Aujourd’hui, nul n’ignore que la Colombie est l’un des pays dont la crise sécuritaire est la plus vieille au monde. Elle est ce pays où la question des Forces armées révolutionnaire de Colombie (Farc) constitue un casse-tête et en même temps un goulot d’étranglement pour le pouvoir étatique en place à Bogota. Si, comme par un coup de chance, un ami de Bogota  nommé Hugo Chavez vient « s’interposer » là où beaucoup de ses pairs n’ont pas réussi à introduire la moindre brindille de cheveux, il y a de quoi se poser des questions sur ses chances de s’y emmitoufler confortablement.

La presse nationale colombienne et celle internationale sont revenues largement, ces dernières 48 heures, sur le fait qu’un des responsables des Farc se serait dit « favorable » à une rencontre entre le chef de la guérilla colombienne Manuel Marulanda, ou son représentant, et le président vénézuélien Hugo Chavez . Lequel, rappelons-le, a terminé à la fin de la semaine dernière, une visite de plusieurs heures en Colombie. Cette visite de Chavez a été un moment-clé dans l’entrelacement des relations carrément inamicales, pour ne pas dire va-t-en-guerre, entre Bogota et la guérilla marxiste des Farcs. En ce sens que ces deux parties qui ne s’entendent que sur leurs désaccords, avaient fini de se livrer, comme d’ailleurs à l’accoutumée, à un dialogue de sourds. Dans cet atmosphère on ne peut plus délétère, chacune croit être dépositaire du monopole de la  vérité et de la raison. Au point que l’une ne fait jamais ou très peu de gestes agréables aux yeux de l’autre.

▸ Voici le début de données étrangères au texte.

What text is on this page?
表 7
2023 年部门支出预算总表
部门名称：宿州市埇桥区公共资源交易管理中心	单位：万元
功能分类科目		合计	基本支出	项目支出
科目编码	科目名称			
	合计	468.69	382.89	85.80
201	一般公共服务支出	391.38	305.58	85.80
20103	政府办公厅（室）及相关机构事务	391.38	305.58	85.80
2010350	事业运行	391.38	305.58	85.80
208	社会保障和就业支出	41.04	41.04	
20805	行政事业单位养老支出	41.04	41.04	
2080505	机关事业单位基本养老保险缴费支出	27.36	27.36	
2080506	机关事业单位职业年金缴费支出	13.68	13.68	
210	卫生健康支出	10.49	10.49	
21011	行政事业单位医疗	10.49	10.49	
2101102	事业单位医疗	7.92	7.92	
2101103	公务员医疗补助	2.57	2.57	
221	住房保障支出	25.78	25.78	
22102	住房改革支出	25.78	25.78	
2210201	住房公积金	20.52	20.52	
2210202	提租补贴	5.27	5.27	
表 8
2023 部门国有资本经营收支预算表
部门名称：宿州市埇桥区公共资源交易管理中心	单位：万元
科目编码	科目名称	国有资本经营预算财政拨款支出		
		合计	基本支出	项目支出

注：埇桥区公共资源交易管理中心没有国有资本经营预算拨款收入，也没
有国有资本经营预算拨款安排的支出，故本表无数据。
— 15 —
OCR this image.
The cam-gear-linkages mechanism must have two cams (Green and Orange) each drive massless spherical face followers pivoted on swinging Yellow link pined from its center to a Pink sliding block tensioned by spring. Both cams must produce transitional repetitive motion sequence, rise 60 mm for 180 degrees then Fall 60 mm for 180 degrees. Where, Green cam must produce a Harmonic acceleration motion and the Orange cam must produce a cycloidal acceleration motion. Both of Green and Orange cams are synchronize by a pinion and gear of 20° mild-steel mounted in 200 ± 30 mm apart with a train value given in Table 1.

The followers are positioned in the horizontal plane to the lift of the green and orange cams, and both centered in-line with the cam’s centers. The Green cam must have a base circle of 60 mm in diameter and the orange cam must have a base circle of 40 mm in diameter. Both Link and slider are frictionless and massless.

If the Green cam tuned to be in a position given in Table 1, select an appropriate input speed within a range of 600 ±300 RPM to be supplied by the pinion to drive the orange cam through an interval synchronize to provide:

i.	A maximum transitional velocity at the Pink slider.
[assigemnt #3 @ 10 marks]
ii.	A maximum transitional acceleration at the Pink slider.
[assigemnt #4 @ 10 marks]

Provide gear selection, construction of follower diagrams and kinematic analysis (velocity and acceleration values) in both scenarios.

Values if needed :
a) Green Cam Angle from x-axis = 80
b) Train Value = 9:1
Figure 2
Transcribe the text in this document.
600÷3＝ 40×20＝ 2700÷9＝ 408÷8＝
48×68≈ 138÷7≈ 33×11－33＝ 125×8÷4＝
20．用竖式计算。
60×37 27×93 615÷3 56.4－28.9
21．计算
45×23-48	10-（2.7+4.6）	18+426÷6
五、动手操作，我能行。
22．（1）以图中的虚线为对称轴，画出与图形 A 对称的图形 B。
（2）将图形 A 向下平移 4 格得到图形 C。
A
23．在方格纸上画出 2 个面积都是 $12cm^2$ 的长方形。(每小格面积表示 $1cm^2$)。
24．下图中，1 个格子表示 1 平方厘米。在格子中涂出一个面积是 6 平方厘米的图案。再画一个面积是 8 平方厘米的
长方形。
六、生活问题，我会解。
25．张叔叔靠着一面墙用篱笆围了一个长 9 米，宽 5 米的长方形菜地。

C’est dans ce climat quasi-perpétuellement de bas étage, très préjudiciable au commun des colombiens, notamment des dizaines d’otages aux mains des Farc, que Hugo Chavez a programmé sa visite. Il profitera alors de ses « bonnes » relations personnelles avec chacune des parties, pour faire avancer les choses, tant soit peu, dans le bon sens. Du moins au vu de ce qui a été rendu public En atteste l’espoir suscité auprès des familles des otages. Espérons que ce le soit pour le reste.

Bénéficiant alors de l’estime des Farc qui n’ont pas exclu de tenir une rencontre de partage avec lui, mais aussi de celui de Bogota qui l’a « mandaté », comme rapporté par les médias internationaux, pour faire office de médiateur entre les deux parties, Chavez passe inéluctablement pour l’homme du moment. Par conséquent, il peut et doit déplacer les frontières de l’irréalisme des protagonistes colombiens.

Sachant donc qu’Hugo Chavez peut y arriver, et, pourquoi pas, à faire libérer des otages côté Farcs et des prisonniers du côté opposé, il ne pourrait en aucun moment être considéré comme un simple bienfaiteur, circonstanciel . Mieux, Chavez serait alors le trait d’union entre Alvaro Uribe et les Farc. Trait d’union, au sens premier du terme. Puisque s’il réussit son coup d’essai en faisant libérer un minimum de 545 personnes dont 45 otages, comme annoncé dans la presse colombienne, il amorcerait du coup un tournant non moins satisfaisant dans la gestion de la question des Farc par Bogota. Ou vice-versa.